Tuesday, September 19, 2017

THE DEAD NATION - BFI London Film Festival 2017 Preview

This year's festival contains a handful of absolutely searing documentaries showing societies where violence and hatred are endemic, but none quite as slippery and tragic as Radu Jude's THE DEAD NATION.  

His film does two things. On one level it's a straightforward linear account of just how quickly Romania succumbed to anti-semitic fascism in the 1930s, as told in the memories of the Jewish doctor Emil Dorian. We hear this shocked liberal well-informed man tell us how Jews have been expelled from medicine, then from civil society altogether - to the point where he must even prove his right to citizenship.  The new fascist Romania moves quickly to barbarism - he calmly tells us how Christians now have several ways of referring to Jews - "dirty Jews" etc - and how the Jews have been to put to hard labour, and how many cases of frostbite he's had to treat.  Set against these everyday terrors, news comes from afar, of massacres, rapes, trains  of Jews being sent away, and then with alarming precision, the testing of a new gas on 400 Jews, now dead.  The Holocaust comes with a slow certainty from afar, and how can we say that "ordinary" people didn't know when one could read of such gas experiments in the newspaper?  Dorian even hears news from abroad - such as Thomas Mann condemning the German nation for allowing this to happen.  Finally, methodically, we move through the years to 1945 and the war is over.  The Soviets are now hailed as heroes and Dorian sceptically predicts that they too will use anti-semitism to control the nation.  There's a wry hope for elections, but it's as if we're in on the joke. Romania will remain governed by totalitarian populists. 

Set against this straightforward and deeply affecting narrative, we have the subversive use of photos and songs to echo, contradict or debate the doctor's account. The photos are black and white plate photographs taken in a professional studio in a rural town, selected by editor Catalin Cristutiu from a trove of 8,600 such pictures recently discovered.  So when Dorian tells us that the Roman salute has become mandatory, we see photo after photo of proud peasants, professionals, happy families, children, all giving the terrifying salute.  Increasingly, as the war begins, those photos feature men in uniform, proudly displaying guns. Of course, the photos don't show the terror unleashed on the Jews - but rather the smug bourgeois men and women who perpetrated it.  So when Dorian describes some of the Christian women who become fascist thugs, we see happy domestic pictures of contented mothers.

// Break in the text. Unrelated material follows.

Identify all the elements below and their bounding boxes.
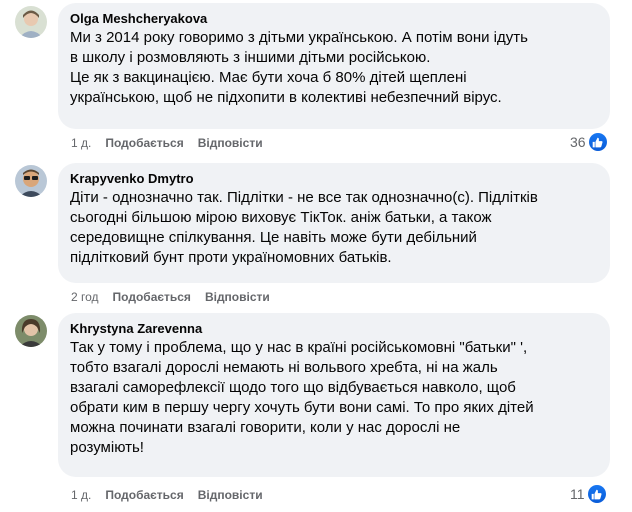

The feeling of unease and of half-truths is emphasised by the use of propaganda speeches and songs.  The language used is that of tinpot fascists the world over - purity, strength, unity, family, sacrifice, loyalty. No mention of the race that will be sent to the Gas Chambers to achieve this apparent utopia.  The songs, the close part harmony of men marching to war, is even more sinister when placed against Radu calmly reading the memoirs of a sensitive doctor, wondering how artists and poets cope in such times. 

THE DEAD NATION is a beautiful, provocative and unique film that tells us a lot about how quickly a country can slip into violent anti-semitism, but also something profound about the way in which we choose to present ourselves and the lies and equivocations that mark the so-called historical record. It's a superb film and a worthy contender in the LFF Official Competition.

THE DEAD NATION was released earlier this year in Romania. It is in the Official Competition of the BFI London Film Festival and tickets are still available for all three screenings.